Ve, is used by some Arabic speakers to rewrite the /v/ phoneme in loanwords, and in Kurdish wh in Arabic script to rewrite the /v/ sound. Also used as pa /p/ in Jawi scripts and Pegan scripts.
Play the voiced lip rub /v/ in Kyrgyz, Uighur, and Old Tatar; and /w, ʊw, ʉw/ in Kazakh; formerly also used in Nogai.
Rewrites “O” /o/ in Kurdish, and in Uighur it rewrites the same Frch sound as eu and œu /ø/. It replaces the round vowel near “у” /u/ in Bosnian.
The Origins Of The Arabic Alphabet
Do-chashmi he (two-eyed hāʼ), is used in the ligature for the echo /ʰ/ and breath voice /ʱ/ in Punjabi and Urdu. Also used to rewrite /h/ in Kazakh, Sorani and Uighur.
Baṛī ye (‘big yāʼ’), is a stylistic variant of ي in Arabic, but abbreviated “ai” or “e” /ɛː/, /eː/ in Urdu and Punjabi.
Most languages that use alphabets are based on the Arabic alphabet using the same basic shapes. Most additional letters in languages that use the Arabic alphabet are created by adding (or removing) diacritics to existing Arabic letters.

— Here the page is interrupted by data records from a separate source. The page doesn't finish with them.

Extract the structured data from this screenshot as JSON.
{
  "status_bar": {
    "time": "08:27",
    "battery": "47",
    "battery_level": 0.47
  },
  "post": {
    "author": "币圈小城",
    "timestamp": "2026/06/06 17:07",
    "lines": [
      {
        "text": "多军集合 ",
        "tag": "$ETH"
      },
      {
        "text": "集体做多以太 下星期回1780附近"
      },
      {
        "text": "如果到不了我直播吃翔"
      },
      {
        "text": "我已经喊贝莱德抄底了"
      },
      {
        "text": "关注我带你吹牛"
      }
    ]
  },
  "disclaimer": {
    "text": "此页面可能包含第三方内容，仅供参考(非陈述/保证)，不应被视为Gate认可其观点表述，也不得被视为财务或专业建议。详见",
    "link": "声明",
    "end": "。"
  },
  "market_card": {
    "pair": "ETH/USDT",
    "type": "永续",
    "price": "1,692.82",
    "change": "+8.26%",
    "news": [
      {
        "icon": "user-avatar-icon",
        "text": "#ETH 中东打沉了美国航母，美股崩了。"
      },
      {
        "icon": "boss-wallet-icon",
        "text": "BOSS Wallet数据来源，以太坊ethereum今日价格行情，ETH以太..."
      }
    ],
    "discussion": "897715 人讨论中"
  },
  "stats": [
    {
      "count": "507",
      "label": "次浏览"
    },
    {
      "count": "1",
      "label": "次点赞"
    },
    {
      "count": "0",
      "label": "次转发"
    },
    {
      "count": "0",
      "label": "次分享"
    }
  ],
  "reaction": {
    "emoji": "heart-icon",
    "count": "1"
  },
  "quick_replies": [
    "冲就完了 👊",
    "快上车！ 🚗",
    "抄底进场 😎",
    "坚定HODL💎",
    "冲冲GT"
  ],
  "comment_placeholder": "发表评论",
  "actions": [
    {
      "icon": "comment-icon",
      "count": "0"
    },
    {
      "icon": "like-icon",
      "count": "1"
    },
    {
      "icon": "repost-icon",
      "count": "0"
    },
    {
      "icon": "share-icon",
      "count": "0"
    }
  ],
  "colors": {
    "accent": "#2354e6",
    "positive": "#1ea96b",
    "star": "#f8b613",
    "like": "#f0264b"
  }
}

Some stylistic variations in Arabic have distinct meanings in other languages. For example, the variant forms of kāf
ك ک ڪ is used in many languages and sometimes has specific uses. In Urdu and some neighboring languages, the letter Hā is divided into two forms. If you want to learn Arabic, the Arabic Alphabet is a great place to start. And you’ve come to the right place.